Beaver River is a rural community that straddles the Digby County and Yarmouth County line, located on the southwest coast of Nova Scotia, Canada, near the town of Yarmouth.

== History ==

=== Indigenous heritage ===
The area now known as Beaver River was part of the traditional territory of the
Mi'kmaq people, who inhabited Mi'kma'ki — the lands encompassing present-day
Nova Scotia — for thousands of years before European contact.
The community's location was known to the Mi'kmaq by two names: Elsetcook,
meaning "Flowing by high banks", and Wesek, meaning "The Beaver's Home", both
reflecting the character of the river that defines the area.

=== European settlement ===
The first European settlers arrived at Beaver River by 1761, making the community
among the earliest rural settlements established in southwestern Nova Scotia following
the arrival of New England Planters in the region after 1759. Approximately 97
percent of the original settlers were descendants of New England families who had
settled at Chebogue, near present-day Yarmouth. According to accounts handed down
by pioneer families, the settlers travelled to Beaver River from the Cape Forchu–
Overton area by small boat and landed near the site where the Temperance Hall would
later be built, though the precise date of this landing is not recorded.

The founding family surnames included Landers, Pitman, Sanders, Crosby, Patten, Cann,
Goudey, Perry, Jeffrey, Tedford, Corning, Killam, Trask, Blackadar, Byrnes, Phillips,
Kelley, Porter, and Sollows, many of which remain common in Yarmouth County today.

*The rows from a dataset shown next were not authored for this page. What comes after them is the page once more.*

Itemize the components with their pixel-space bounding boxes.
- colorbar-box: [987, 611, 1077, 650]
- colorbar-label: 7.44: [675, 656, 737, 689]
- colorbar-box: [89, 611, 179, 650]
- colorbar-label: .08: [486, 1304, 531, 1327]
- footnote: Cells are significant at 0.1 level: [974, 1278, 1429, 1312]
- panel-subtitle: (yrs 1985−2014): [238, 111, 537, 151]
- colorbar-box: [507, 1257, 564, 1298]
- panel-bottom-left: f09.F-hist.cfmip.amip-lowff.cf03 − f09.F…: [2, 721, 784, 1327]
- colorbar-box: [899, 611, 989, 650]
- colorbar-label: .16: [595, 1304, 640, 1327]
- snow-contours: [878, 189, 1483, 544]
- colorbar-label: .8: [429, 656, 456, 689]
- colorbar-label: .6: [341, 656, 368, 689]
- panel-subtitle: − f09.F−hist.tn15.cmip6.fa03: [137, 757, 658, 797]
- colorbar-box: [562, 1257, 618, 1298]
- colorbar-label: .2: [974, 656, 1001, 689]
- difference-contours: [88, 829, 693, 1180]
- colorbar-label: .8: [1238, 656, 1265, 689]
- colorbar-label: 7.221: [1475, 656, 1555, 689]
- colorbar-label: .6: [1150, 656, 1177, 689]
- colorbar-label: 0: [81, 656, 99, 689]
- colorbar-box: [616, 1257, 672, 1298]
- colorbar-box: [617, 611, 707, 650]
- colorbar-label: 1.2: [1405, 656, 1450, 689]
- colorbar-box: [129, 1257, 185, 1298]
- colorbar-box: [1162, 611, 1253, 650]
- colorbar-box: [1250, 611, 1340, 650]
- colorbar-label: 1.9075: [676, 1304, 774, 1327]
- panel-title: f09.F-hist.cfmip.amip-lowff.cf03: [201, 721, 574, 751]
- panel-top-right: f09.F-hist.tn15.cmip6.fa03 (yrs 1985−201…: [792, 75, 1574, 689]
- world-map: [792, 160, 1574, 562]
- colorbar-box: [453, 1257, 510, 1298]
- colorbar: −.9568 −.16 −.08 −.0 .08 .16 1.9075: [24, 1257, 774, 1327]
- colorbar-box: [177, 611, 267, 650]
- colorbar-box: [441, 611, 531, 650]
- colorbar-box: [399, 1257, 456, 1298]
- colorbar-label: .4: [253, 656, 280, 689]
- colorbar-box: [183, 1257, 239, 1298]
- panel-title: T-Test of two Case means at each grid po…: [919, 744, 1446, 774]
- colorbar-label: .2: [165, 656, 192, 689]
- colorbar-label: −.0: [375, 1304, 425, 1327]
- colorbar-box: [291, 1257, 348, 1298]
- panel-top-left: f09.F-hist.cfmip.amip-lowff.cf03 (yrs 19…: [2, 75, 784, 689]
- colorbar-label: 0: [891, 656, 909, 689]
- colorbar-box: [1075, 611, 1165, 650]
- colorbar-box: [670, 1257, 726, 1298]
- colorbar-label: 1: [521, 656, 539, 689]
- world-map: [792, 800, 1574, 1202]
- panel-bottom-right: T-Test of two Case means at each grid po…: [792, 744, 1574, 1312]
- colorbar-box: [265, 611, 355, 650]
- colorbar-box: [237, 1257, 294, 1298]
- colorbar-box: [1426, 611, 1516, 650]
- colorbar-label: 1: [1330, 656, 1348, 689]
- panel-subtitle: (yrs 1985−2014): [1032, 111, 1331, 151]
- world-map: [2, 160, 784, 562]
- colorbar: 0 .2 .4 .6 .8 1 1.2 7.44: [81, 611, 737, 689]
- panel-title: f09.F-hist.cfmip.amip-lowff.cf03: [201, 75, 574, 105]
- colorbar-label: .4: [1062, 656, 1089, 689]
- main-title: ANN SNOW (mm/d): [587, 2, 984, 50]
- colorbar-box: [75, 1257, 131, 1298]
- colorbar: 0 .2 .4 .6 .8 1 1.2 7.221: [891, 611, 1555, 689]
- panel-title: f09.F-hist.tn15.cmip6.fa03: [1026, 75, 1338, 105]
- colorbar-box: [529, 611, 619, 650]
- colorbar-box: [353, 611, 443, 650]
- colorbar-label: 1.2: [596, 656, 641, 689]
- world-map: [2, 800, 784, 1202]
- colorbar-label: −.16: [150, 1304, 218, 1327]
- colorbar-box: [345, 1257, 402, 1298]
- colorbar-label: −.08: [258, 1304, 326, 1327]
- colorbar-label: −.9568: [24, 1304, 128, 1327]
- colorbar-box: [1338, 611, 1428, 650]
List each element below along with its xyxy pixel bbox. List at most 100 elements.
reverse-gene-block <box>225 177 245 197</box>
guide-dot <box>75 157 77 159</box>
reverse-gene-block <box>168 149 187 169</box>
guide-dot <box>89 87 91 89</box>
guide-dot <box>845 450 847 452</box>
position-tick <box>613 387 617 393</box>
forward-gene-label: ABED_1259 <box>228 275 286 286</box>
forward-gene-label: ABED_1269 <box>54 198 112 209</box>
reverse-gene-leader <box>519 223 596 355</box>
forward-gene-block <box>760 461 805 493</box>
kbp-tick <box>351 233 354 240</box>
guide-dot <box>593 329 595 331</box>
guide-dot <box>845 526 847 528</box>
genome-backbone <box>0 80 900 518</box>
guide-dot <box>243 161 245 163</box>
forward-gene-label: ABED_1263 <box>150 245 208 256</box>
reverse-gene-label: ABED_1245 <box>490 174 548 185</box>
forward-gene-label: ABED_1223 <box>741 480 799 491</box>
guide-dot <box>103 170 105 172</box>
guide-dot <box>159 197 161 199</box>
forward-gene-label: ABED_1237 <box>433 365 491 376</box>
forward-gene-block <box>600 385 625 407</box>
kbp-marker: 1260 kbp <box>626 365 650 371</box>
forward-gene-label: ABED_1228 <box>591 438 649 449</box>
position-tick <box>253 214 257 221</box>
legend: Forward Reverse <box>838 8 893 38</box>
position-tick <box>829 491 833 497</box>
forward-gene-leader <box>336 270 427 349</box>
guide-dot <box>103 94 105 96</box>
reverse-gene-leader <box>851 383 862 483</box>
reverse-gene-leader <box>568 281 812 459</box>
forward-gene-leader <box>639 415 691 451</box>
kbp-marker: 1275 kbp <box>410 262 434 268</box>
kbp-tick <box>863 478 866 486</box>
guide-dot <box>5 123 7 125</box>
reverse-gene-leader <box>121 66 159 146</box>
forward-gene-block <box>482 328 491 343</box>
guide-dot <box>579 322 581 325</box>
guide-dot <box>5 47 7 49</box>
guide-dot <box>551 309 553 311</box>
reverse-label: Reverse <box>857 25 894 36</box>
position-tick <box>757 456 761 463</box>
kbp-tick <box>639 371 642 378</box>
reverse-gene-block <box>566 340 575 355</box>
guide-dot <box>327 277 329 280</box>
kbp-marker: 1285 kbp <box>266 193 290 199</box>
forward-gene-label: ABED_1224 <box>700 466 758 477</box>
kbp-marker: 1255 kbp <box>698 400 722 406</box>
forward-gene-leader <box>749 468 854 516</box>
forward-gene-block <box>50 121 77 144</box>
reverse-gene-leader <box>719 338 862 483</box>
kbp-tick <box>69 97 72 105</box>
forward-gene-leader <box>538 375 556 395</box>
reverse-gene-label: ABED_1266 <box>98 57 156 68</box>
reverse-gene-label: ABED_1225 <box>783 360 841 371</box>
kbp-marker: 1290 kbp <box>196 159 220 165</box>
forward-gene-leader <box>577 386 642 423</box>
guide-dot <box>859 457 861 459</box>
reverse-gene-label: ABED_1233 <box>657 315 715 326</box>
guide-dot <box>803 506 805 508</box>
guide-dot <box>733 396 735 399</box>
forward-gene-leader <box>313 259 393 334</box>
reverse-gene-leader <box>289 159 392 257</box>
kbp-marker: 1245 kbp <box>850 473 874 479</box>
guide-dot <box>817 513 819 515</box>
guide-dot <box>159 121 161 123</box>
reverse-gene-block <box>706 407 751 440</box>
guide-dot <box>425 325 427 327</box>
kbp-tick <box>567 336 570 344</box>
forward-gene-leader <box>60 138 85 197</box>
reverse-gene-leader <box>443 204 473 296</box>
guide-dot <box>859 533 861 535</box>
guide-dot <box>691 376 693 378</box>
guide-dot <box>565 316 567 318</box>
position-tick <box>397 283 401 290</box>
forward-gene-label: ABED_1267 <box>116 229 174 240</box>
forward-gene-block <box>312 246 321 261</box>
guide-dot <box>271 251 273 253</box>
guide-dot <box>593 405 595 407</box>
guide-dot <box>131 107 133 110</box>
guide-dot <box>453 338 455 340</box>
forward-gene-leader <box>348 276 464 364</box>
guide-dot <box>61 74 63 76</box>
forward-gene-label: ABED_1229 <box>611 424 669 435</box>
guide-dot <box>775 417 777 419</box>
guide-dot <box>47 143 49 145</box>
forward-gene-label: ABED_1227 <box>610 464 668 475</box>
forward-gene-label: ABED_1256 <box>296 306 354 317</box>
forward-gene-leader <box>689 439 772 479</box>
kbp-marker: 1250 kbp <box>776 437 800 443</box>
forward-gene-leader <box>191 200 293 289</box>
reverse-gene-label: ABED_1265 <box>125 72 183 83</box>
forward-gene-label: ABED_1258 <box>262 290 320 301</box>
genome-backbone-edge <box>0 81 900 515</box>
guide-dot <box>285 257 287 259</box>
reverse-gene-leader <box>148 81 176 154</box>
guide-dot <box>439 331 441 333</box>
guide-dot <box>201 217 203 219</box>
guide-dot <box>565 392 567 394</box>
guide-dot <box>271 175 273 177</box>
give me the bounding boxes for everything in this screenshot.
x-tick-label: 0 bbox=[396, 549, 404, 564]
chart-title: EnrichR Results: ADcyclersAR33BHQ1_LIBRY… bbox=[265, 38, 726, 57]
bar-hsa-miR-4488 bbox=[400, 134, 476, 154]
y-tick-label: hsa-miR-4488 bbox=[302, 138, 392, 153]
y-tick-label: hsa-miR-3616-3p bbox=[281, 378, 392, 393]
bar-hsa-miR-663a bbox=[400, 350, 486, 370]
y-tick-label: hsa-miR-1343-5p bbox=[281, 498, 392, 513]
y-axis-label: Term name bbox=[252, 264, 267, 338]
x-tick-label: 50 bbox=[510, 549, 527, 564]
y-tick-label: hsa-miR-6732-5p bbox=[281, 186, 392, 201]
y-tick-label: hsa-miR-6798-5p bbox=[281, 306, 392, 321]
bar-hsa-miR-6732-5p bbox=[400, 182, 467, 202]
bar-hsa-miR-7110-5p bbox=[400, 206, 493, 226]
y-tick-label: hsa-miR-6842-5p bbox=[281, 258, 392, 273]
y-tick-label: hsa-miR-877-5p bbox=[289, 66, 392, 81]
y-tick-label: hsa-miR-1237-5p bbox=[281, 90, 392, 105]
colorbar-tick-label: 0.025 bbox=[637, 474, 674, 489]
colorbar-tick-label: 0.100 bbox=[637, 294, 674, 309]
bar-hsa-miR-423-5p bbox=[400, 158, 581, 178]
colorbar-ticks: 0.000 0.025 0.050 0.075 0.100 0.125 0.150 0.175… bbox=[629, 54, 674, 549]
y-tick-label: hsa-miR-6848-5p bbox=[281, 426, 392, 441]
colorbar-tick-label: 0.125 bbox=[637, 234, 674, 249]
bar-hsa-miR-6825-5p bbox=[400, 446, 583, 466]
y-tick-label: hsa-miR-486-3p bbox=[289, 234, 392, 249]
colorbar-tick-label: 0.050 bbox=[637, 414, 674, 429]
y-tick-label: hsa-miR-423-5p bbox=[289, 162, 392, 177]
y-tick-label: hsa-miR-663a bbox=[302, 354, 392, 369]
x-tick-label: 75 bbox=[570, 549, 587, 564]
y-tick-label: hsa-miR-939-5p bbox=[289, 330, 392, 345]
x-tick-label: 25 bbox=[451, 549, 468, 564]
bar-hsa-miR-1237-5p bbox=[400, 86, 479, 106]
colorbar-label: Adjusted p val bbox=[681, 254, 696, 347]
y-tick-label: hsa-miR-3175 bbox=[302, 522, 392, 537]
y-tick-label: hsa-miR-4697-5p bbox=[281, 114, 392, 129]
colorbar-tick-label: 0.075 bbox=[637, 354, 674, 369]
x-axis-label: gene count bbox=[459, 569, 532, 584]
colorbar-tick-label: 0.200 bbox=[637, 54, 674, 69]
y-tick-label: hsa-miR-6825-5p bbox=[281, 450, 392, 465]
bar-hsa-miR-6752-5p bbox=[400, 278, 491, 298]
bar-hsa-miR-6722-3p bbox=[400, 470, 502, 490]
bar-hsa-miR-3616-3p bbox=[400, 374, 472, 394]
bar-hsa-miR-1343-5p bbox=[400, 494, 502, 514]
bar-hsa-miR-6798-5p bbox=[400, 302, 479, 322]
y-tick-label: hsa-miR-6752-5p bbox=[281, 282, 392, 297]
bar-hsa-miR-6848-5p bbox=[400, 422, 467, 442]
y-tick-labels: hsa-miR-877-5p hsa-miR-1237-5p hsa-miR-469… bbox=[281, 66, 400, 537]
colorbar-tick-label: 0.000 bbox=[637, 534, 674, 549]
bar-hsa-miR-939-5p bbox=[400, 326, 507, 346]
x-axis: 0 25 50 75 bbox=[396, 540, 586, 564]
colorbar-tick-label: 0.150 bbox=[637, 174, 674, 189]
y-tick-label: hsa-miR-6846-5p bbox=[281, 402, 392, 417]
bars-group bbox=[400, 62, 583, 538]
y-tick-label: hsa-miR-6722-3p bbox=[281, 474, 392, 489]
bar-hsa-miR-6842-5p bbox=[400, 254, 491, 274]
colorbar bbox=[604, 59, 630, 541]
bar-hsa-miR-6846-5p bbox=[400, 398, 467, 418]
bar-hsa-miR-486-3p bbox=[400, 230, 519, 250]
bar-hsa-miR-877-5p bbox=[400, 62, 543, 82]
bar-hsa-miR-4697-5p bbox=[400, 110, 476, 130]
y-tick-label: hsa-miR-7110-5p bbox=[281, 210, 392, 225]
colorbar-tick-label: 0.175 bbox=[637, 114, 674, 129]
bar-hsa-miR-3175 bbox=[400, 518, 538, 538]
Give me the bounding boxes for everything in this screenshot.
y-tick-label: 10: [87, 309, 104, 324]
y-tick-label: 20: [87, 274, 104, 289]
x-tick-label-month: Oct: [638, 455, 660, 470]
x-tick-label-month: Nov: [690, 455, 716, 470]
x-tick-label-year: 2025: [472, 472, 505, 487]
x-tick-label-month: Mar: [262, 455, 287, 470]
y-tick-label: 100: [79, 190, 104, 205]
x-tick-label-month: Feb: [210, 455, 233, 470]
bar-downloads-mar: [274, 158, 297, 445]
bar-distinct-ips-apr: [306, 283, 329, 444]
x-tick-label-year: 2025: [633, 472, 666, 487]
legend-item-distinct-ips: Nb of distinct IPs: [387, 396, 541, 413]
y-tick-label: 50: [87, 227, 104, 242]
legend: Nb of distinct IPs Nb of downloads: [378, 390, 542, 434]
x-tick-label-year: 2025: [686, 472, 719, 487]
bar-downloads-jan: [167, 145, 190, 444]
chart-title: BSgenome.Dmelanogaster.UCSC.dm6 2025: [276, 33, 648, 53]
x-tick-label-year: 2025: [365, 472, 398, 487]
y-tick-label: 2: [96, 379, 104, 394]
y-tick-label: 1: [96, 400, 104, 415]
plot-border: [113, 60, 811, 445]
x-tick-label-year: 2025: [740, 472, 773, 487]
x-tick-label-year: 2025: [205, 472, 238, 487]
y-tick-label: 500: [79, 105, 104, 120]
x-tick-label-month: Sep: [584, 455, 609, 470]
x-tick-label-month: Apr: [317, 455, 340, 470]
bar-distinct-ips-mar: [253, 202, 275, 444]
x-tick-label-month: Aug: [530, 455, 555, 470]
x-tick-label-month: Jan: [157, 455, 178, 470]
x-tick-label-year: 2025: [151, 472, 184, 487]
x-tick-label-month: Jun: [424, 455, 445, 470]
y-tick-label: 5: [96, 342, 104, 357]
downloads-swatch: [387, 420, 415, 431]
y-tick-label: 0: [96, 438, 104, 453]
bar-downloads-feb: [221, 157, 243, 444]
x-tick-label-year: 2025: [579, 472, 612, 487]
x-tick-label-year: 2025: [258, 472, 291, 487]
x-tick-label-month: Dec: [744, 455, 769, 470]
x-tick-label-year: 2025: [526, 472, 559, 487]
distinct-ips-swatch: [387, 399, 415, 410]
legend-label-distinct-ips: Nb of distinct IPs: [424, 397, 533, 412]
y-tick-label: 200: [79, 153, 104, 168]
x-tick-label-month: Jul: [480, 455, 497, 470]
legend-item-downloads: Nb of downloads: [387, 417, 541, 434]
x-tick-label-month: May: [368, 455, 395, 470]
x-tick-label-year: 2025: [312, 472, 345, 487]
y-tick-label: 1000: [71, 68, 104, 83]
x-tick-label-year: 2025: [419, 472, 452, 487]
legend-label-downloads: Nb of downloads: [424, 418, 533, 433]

The community was known for its insular character; accounts from the period describe
the early settlers as reluctant to accept outsiders into their settlement.

The original settlers occupied Crown-owned land without formal title. On July 6, 1814,
six residents — Johnathan Corning Sr., Johnathan Corning Jr., Josiah Porter, Ashael
Corning, Daniel Corning, and William Perry — petitioned Sir John Coape Sherbrooke,
then Lieutenant Governor of Nova Scotia, for land grants, stating that none of
them had ever received land from the government and that they were "in want of land to
settle themselves thereon." The Surveyor General, Charles Morris, noted on the petition
that "these petitioners are reputed to be industrious farmers and as such merit
favourable consideration."

Despite this endorsement, formal land grants were not issued until December 27, 1827 —
thirteen years after the petition was submitted and sixty-six years after the first
settlers arrived.

=== Early industry ===
The principal industries of early Beaver River were lumber and milling. Two sawmills
were established along Bartlett's Brook and the Beaver River itself: one built and
owned privately by Josiah Porter, and a second constructed jointly by the community
and held in common by those who participated in its building. By 1829, approximately
68 years after first settlement, the community was considered to be fairly well established.

Building materials were primarily local wood and stone, though the settlement also
supported two brick-making kilns. A blacksmith shop, operated for several decades by
Philip Doty, served the community and surrounding area through at least the period
1890–1910, when the post office was also administered from the Doty household.

=== The fire of 1820 ===
On September 11, 1820, a wind-driven fire swept through Beaver River, destroying
nearly every structure in the settlement for a distance of three miles. Both sawmills,
the grist mill, hay barns, and the majority of livestock were lost. Only three houses
survived. Families fled on foot in darkness and smoke toward the lake and the
shoreline; one child perished in the fire.

A firsthand account written in 1844 by Reuben M. Raymond, who was present during the
fire, described the scene: "What a sea of fire rowling along with the greatest speed"
and recorded that survivors sheltered in the lake through the night until the wind
abated near two o'clock in the morning.

The community subsequently rebuilt, and by the late 19th century Beaver River had
re-established itself as a functioning rural settlement.